Northern California has been drying out since last week’s big storms.
As I write this entry Tuesday evening, an atmospheric river of rainwater stretches halfway across the Pacific and is taking aim at this part of North America. We’re in for more drenching rains. At least 2 inches—and perhaps more—is forecast to begin falling tomorrow.
This morning I drove out to Estero Americano to see how high the water level is. The mouth is open and the Estero’s water level has fallen dramatically. Runoff from the coming storms will be able to rush down the Estero’s channels and drain out into Bodega Bay. The bad smell that had been pervading the place has diminished.
I decided to paddle at Jenner today. Wildlife enthusiasts would have been rewarded by the sight of many animal residents present in the Russian River’s estuary today. People watchers, however, would have had to settle for seeing only one specimen floating on the estuary today—the Estuarian.
Small flocks of Bufflehead Ducks were scattered about.
Just downstream of the launch ramp a River Otter climbed up on a rock. It didn’t see me at first, but once it did, it quickly dove back into the river to swim upstream past the interpretive building and out of sight.
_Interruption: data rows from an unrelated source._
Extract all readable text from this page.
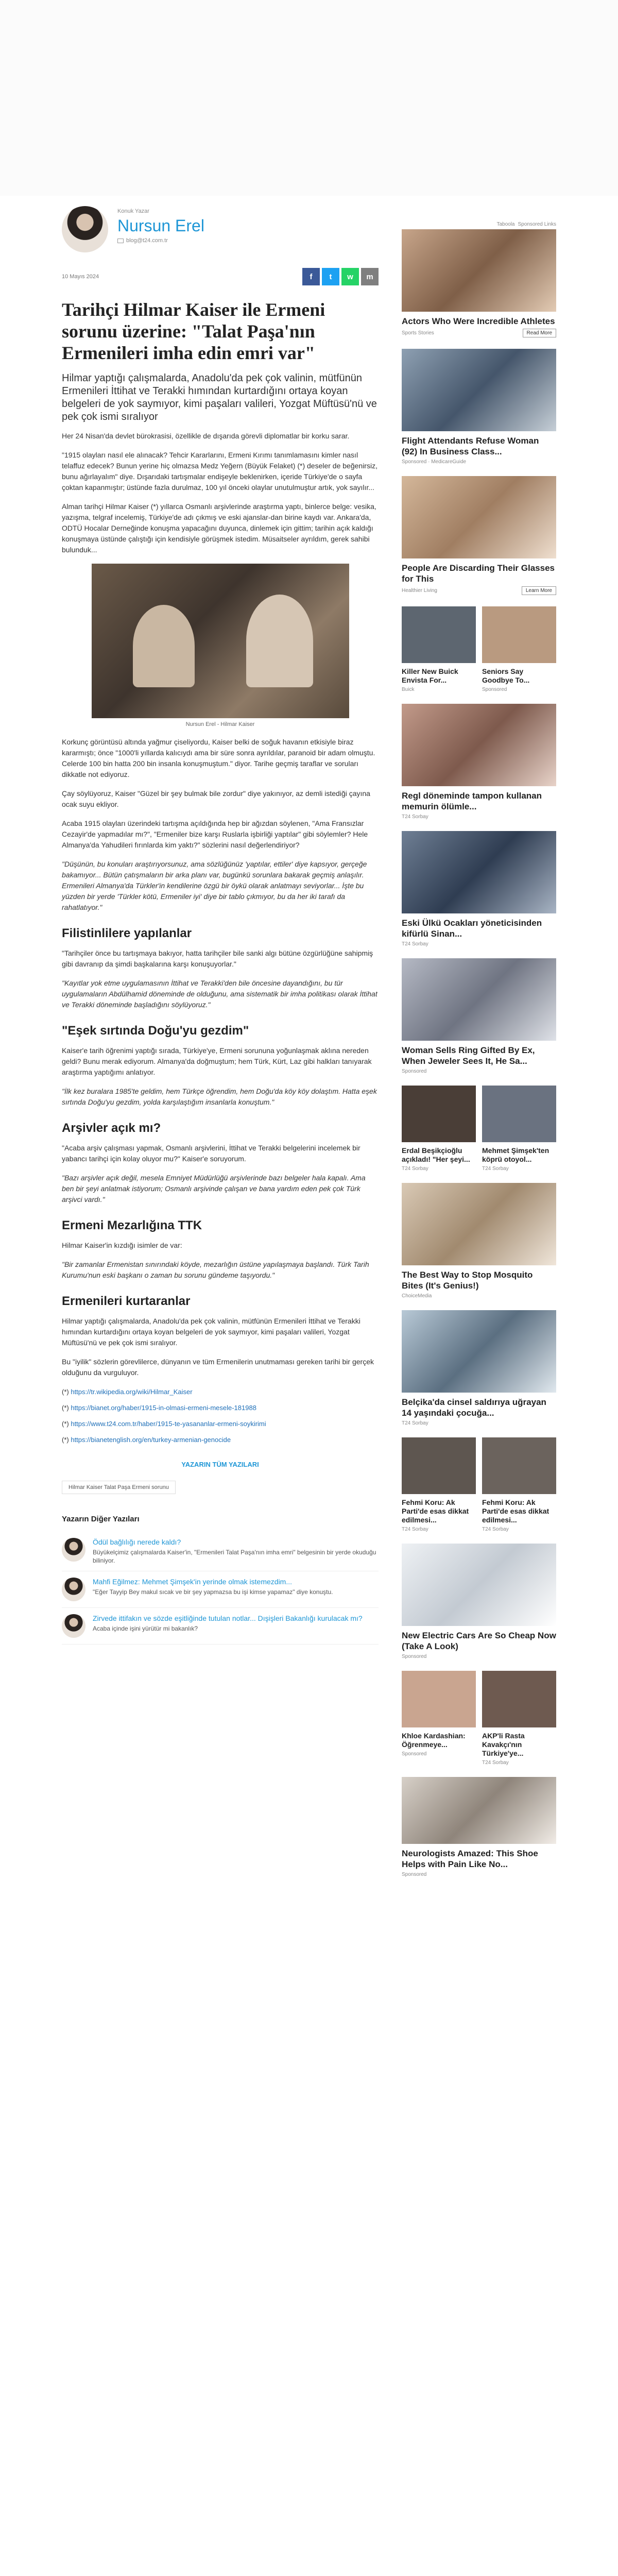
Konuk Yazar
Nursun Erel
blog@t24.com.tr
10 Mayıs 2024	f	t	w	m
Tarihçi Hilmar Kaiser ile Ermeni sorunu üzerine: "Talat Paşa'nın Ermenileri imha edin emri var"
Hilmar yaptığı çalışmalarda, Anadolu'da pek çok valinin, mütfünün Ermenileri İttihat ve Terakki hımından kurtardığını ortaya koyan belgeleri de yok saymıyor, kimi paşaları valileri, Yozgat Müftüsü'nü ve pek çok ismi sıralıyor

Her 24 Nisan'da devlet bürokrasisi, özellikle de dışarıda görevli diplomatlar bir korku sarar.

"1915 olayları nasıl ele alınacak? Tehcir Kararlarını, Ermeni Kırımı tanımlamasını kimler nasıl telaffuz edecek? Bunun yerine hiç olmazsa Medz Yeğern (Büyük Felaket) (*) deseler de beğenirsiz, bunu ağırlayalım" diye. Dışarıdaki tartışmalar endişeyle beklenirken, içeride Türkiye'de o sayfa çoktan kapanmıştır; üstünde fazla durulmaz, 100 yıl önceki olaylar unutulmuştur artık, yok sayılır...

Alman tarihçi Hilmar Kaiser (*) yıllarca Osmanlı arşivlerinde araştırma yaptı, binlerce belge: vesika, yazışma, telgraf incelemiş, Türkiye'de adı çıkmış ve eski ajanslar-dan birine kaydı var. Ankara'da, ODTÜ Hocalar Derneğinde konuşma yapacağını duyunca, dinlemek için gittim; tarihin açık kaldığı konuşmaya üstünde çalıştığı için kendisiyle görüşmek istedim. Müsaitseler ayrıldım, gerek sahibi bulunduk...

Nursun Erel - Hilmar Kaiser

Korkunç görüntüsü altında yağmur çiseliyordu, Kaiser belki de soğuk havanın etkisiyle biraz kararmıştı; önce "1000'li yıllarda kalıcıydı ama bir süre sonra ayrıldılar, paranoid bir adam olmuştu. Celerde 100 bin hatta 200 bin insanla konuşmuştum." diyor. Tarihe geçmiş taraflar ve soruları dikkatle not ediyoruz.

Çay söylüyoruz, Kaiser "Güzel bir şey bulmak bile zordur" diye yakınıyor, az demli istediği çayına ocak suyu ekliyor.

Acaba 1915 olayları üzerindeki tartışma açıldığında hep bir ağızdan söylenen, "Ama Fransızlar Cezayir'de yapmadılar mı?", "Ermeniler bize karşı Ruslarla işbirliği yaptılar" gibi söylemler? Hele Almanya'da Yahudileri fırınlarda kim yaktı?" sözlerini nasıl değerlendiriyor?

"Düşünün, bu konuları araştırıyorsunuz, ama sözlüğünüz 'yaptılar, ettiler' diye kapsıyor, gerçeğe bakamıyor... Bütün çatışmaların bir arka planı var, bugünkü sorunlara bakarak geçmiş anlaşılır. Ermenileri Almanya'da Türkler'in kendilerine özgü bir öykü olarak anlatmayı seviyorlar... İşte bu yüzden bir yerde 'Türkler kötü, Ermeniler iyi' diye bir tablo çıkmıyor, bu da her iki tarafı da rahatlatıyor."

Filistinlilere yapılanlar

"Tarihçiler önce bu tartışmaya bakıyor, hatta tarihçiler bile sanki algı bütüne özgürlüğüne sahipmiş gibi davranıp da şimdi başkalarına karşı konuşuyorlar."

"Kayıtlar yok etme uygulamasının İttihat ve Terakki'den bile öncesine dayandığını, bu tür uygulamaların Abdülhamid döneminde de olduğunu, ama sistematik bir imha politikası olarak İttihat ve Terakki döneminde başladığını söylüyoruz."

"Eşek sırtında Doğu'yu gezdim"

Kaiser'e tarih öğrenimi yaptığı sırada, Türkiye'ye, Ermeni sorununa yoğunlaşmak aklına nereden geldi? Bunu merak ediyorum. Almanya'da doğmuştum; hem Türk, Kürt, Laz gibi halkları tanıyarak araştırma yaptığımı anlatıyor.

"İlk kez buralara 1985'te geldim, hem Türkçe öğrendim, hem Doğu'da köy köy dolaştım. Hatta eşek sırtında Doğu'yu gezdim, yolda karşılaştığım insanlarla konuştum."

Arşivler açık mı?

"Acaba arşiv çalışması yapmak, Osmanlı arşivlerini, İttihat ve Terakki belgelerini incelemek bir yabancı tarihçi için kolay oluyor mu?" Kaiser'e soruyorum.

"Bazı arşivler açık değil, mesela Emniyet Müdürlüğü arşivlerinde bazı belgeler hala kapalı. Ama ben bir şeyi anlatmak istiyorum; Osmanlı arşivinde çalışan ve bana yardım eden pek çok Türk arşivci vardı."

Ermeni Mezarlığına TTK

Hilmar Kaiser'in kızdığı isimler de var:

"Bir zamanlar Ermenistan sınırındaki köyde, mezarlığın üstüne yapılaşmaya başlandı. Türk Tarih Kurumu'nun eski başkanı o zaman bu sorunu gündeme taşıyordu."

Ermenileri kurtaranlar

Hilmar yaptığı çalışmalarda, Anadolu'da pek çok valinin, mütfünün Ermenileri İttihat ve Terakki hımından kurtardığını ortaya koyan belgeleri de yok saymıyor, kimi paşaları valileri, Yozgat Müftüsü'nü ve pek çok ismi sıralıyor.

Bu "iyilik" sözlerin görevlilerce, dünyanın ve tüm Ermenilerin unutmaması gereken tarihi bir gerçek olduğunu da vurguluyor.

(*) https://tr.wikipedia.org/wiki/Hilmar_Kaiser

(*) https://bianet.org/haber/1915-in-olmasi-ermeni-mesele-181988

(*) https://www.t24.com.tr/haber/1915-te-yasananlar-ermeni-soykirimi

(*) https://bianetenglish.org/en/turkey-armenian-genocide

YAZARIN TÜM YAZILARI
Hilmar Kaiser Talat Paşa Ermeni sorunu
Yazarın Diğer Yazıları
Ödül bağlılığı nerede kaldı?
Büyükelçimiz çalışmalarda Kaiser'in, "Ermenileri Talat Paşa'nın imha emri" belgesinin bir yerde okuduğu biliniyor.
Mahfi Eğilmez: Mehmet Şimşek'in yerinde olmak istemezdim...
"Eğer Tayyip Bey makul sıcak ve bir şey yapmazsa bu işi kimse yapamaz" diye konuştu.
Zirvede ittifakın ve sözde eşitliğinde tutulan notlar... Dışişleri Bakanlığı kurulacak mı?
Acaba içinde işini yürütür mi bakanlık?
Taboola Sponsored Links
Actors Who Were Incredible Athletes
Sports Stories	Read More
Flight Attendants Refuse Woman (92) In Business Class...
Sponsored · MedicareGuide
People Are Discarding Their Glasses for This
Healthier Living	Learn More
Killer New Buick Envista For...
Buick
Seniors Say Goodbye To...
Sponsored
Regl döneminde tampon kullanan memurin ölümle...
T24 Sorbay
Eski Ülkü Ocakları yöneticisinden kifürlü Sinan...
T24 Sorbay
Woman Sells Ring Gifted By Ex, When Jeweler Sees It, He Sa...
Sponsored
Erdal Beşikçioğlu açıkladı! "Her şeyi...
T24 Sorbay
Mehmet Şimşek'ten köprü otoyol...
T24 Sorbay
The Best Way to Stop Mosquito Bites (It's Genius!)
ChoiceMedia
Belçika'da cinsel saldırıya uğrayan 14 yaşındaki çocuğa...
T24 Sorbay
Fehmi Koru: Ak Parti'de esas dikkat edilmesi...
T24 Sorbay
Fehmi Koru: Ak Parti'de esas dikkat edilmesi...
T24 Sorbay
New Electric Cars Are So Cheap Now (Take A Look)
Sponsored
Khloe Kardashian: Öğrenmeye...
Sponsored
AKP'li Rasta Kavakçı'nın Türkiye'ye...
T24 Sorbay
Neurologists Amazed: This Shoe Helps with Pain Like No...
Sponsored
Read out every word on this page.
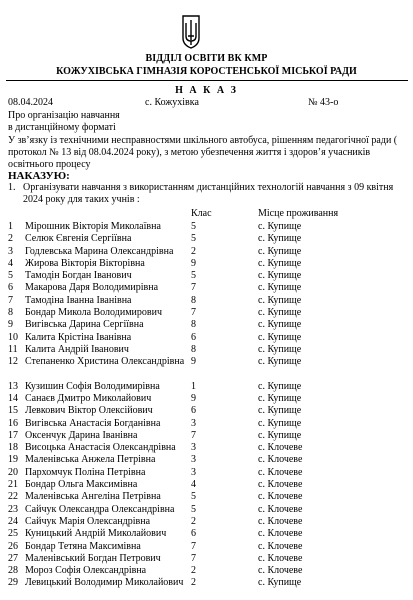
ВІДДІЛ ОСВІТИ ВК КМР
КОЖУХІВСЬКА ГІМНАЗІЯ КОРОСТЕНСЬКОЇ МІСЬКОЇ РАДИ
Н А К А З
08.04.2024	с. Кожухівка	№ 43-о
Про організацію навчання
в дистанційному форматі
У зв’язку із технічними несправностями шкільного автобуса, рішенням педагогічної ради ( протокол № 13 від 08.04.2024 року), з метою убезпечення життя і здоров’я учасників освітнього процесу
НАКАЗУЮ:
1. Організувати навчання з використанням дистанційних технологій навчання з 09 квітня 2024 року для таких учнів :
Клас	Місце проживання
1 Мірошник Вікторія Миколаївна	5	с. Купище
2 Селюк Євгенія Сергіївна	5	с. Купище
3 Годлевська Марина Олександрівна	2	с. Купище
4 Жирова Вікторія Вікторівна	9	с. Купище
5 Тамодін Богдан Іванович	5	с. Купище
6 Макарова Даря Володимирівна	7	с. Купище
7 Тамодіна Іванна Іванівна	8	с. Купище
8 Бондар Микола Володимирович	7	с. Купище
9 Вигівська Дарина Сергіївна	8	с. Купище
10 Калита Крістіна Іванівна	6	с. Купище
11 Калита Андрій Іванович	8	с. Купище
12 Степаненко Христина Олександрівна 9	с. Купище
13 Кузишин Софія Володимирівна	1	с. Купище
14 Санаєв Дмитро Миколайович	9	с. Купище
15 Левкович Віктор Олексійович	6	с. Купище
16 Вигівська Анастасія Богданівна	3	с. Купище
17 Оксенчук Дарина Іванівна	7	с. Купище
18 Висоцька Анастасія Олександрівна	3	с. Клочеве
19 Маленівська Анжела Петрівна	3	с. Клочеве
20 Пархомчук Поліна Петрівна	3	с. Клочеве
21 Бондар Ольга Максимівна	4	с. Клочеве
22 Маленівська Ангеліна Петрівна	5	с. Клочеве
23 Сайчук Олександра Олександрівна	5	с. Клочеве
24 Сайчук Марія Олександрівна	2	с. Клочеве
25 Куницький Андрій Миколайович	6	с. Клочеве
26 Бондар Тетяна Максимівна	7	с. Клочеве
27 Маленівський Богдан Петрович	7	с. Клочеве
28 Мороз Софія Олександрівна	2	с. Клочеве
29 Левицький Володимир Миколайович 2	с. Купище
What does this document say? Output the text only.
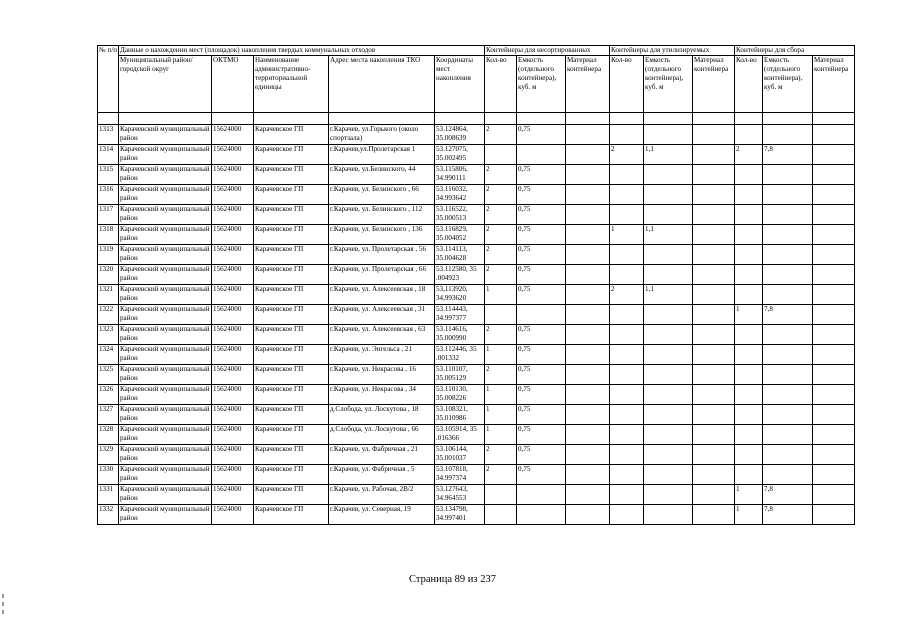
№ п/п	Данные о нахождении мест (площадок) накопления твердых коммунальных отходов					Контейнеры для несортированных			Контейнеры для утилизируемых			Контейнеры для сбора		
	Муниципальный район/городской округ	ОКТМО	Наименование административно-территориальной единицы	Адрес места накопления ТКО	Координаты мест накопления	Кол-во	Емкость (отдельного контейнера), куб. м	Материал контейнера	Кол-во	Емкость (отдельного контейнера), куб. м	Материал контейнера	Кол-во	Емкость (отдельного контейнера), куб. м	Материал контейнера

1313	Карачевский муниципальный район	15624000	Карачевское ГП	г.Карачев, ул.Горького (около спортзала)	53.124864, 35.008639	2	0,75							
1314	Карачевский муниципальный район	15624000	Карачевское ГП	г.Карачев,ул.Пролетарская 1	53.127075, 35.002495				2	1,1		2	7,8	
1315	Карачевский муниципальный район	15624000	Карачевское ГП	г.Карачев, ул.Белинского, 44	53.115806, 34.990111	2	0,75							
1316	Карачевский муниципальный район	15624000	Карачевское ГП	г.Карачев, ул. Белинского , 66	53.116032, 34.993642	2	0,75							
1317	Карачевский муниципальный район	15624000	Карачевское ГП	г.Карачев, ул. Белинского , 112	53.116522, 35.000513	2	0,75							
1318	Карачевский муниципальный район	15624000	Карачевское ГП	г.Карачев, ул. Белинского , 136	53.116829, 35.004052	2	0,75		1	1,1				
1319	Карачевский муниципальный район	15624000	Карачевское ГП	г.Карачев, ул. Пролетарская , 56	53.114113, 35.004628	2	0,75							
1320	Карачевский муниципальный район	15624000	Карачевское ГП	г.Карачев, ул. Пролетарская , 66	53.112580, 35 .004923	2	0,75							
1321	Карачевский муниципальный район	15624000	Карачевское ГП	г.Карачев, ул. Алексеевская , 18	53,113920, 34,993620	1	0,75		2	1,1				
1322	Карачевский муниципальный район	15624000	Карачевское ГП	г.Карачев, ул. Алексеевская , 31	53.114443, 34.997377							1	7,8	
1323	Карачевский муниципальный район	15624000	Карачевское ГП	г.Карачев, ул. Алексеевская , 63	53.114616, 35.000990	2	0,75							
1324	Карачевский муниципальный район	15624000	Карачевское ГП	г.Карачев, ул. Энгельса , 21	53.112446, 35 .001332	1	0,75							
1325	Карачевский муниципальный район	15624000	Карачевское ГП	г.Карачев, ул. Некрасова , 16	53.110107, 35.005129	2	0,75							
1326	Карачевский муниципальный район	15624000	Карачевское ГП	г.Карачев, ул. Некрасова , 34	53.110130, 35.008226	1	0,75							
1327	Карачевский муниципальный район	15624000	Карачевское ГП	д.Слобода, ул. Лоскутова , 18	53.108321, 35.010986	1	0,75							
1328	Карачевский муниципальный район	15624000	Карачевское ГП	д.Слобода, ул. Лоскутова , 66	53.105914, 35 .016366	1	0,75							
1329	Карачевский муниципальный район	15624000	Карачевское ГП	г.Карачев, ул. Фабричная , 21	53.106144, 35.001037	2	0,75							
1330	Карачевский муниципальный район	15624000	Карачевское ГП	г.Карачев, ул. Фабричная , 5	53.107818, 34.997374	2	0,75							
1331	Карачевский муниципальный район	15624000	Карачевское ГП	г.Карачев, ул. Рабочая, 2В/2	53.127643, 34.964553							1	7,8	
1332	Карачевский муниципальный район	15624000	Карачевское ГП	г.Карачев, ул. Северная, 19	53.134798, 34.997401							1	7,8	
Страница 89 из 237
Many Gulls and Seals gathered near the mouth. I stayed well back so as not to disturb them and, just as important to me, to keep myself out of the strong currents running downriver and out into the Pacific.
As I made my way back to Penny Island some Goldeneye Ducks swam by. Two types of Goldeneyes are common on the west coast, Common Goldeneyes and Barrow’s Goldeneyes. The fellow on the right, I believe, is a Common Goldeneye. The bird on the left in this photo is one I cannot identify. My best guess: immature female Common Goldeneye.
A mature female Common Goldeneye Duck swam by.
A pair of Western Gulls joined my solo tea party on a gravelly beach on the western end of Penny Island. They each got a little bit of a RyVita cracker as compensation for posing.
Further upstream a Great Blue Heron stood among rocks along the river’s north shore.
Several pairs of Merganser Ducks commandeered the gravel bar in the lee of Paddy’s Rock. The males are in their black-and-white breeding plumage.
Three hours after starting out it was time to head home. Some Western Grebes ventured near enough to get some photos.
In a few weeks these birds will develop breeding plumage that will improve their looks. The whites will be whiter, the darks darker. The line down the neck where the white feathers meet the dark feathers will sharpen.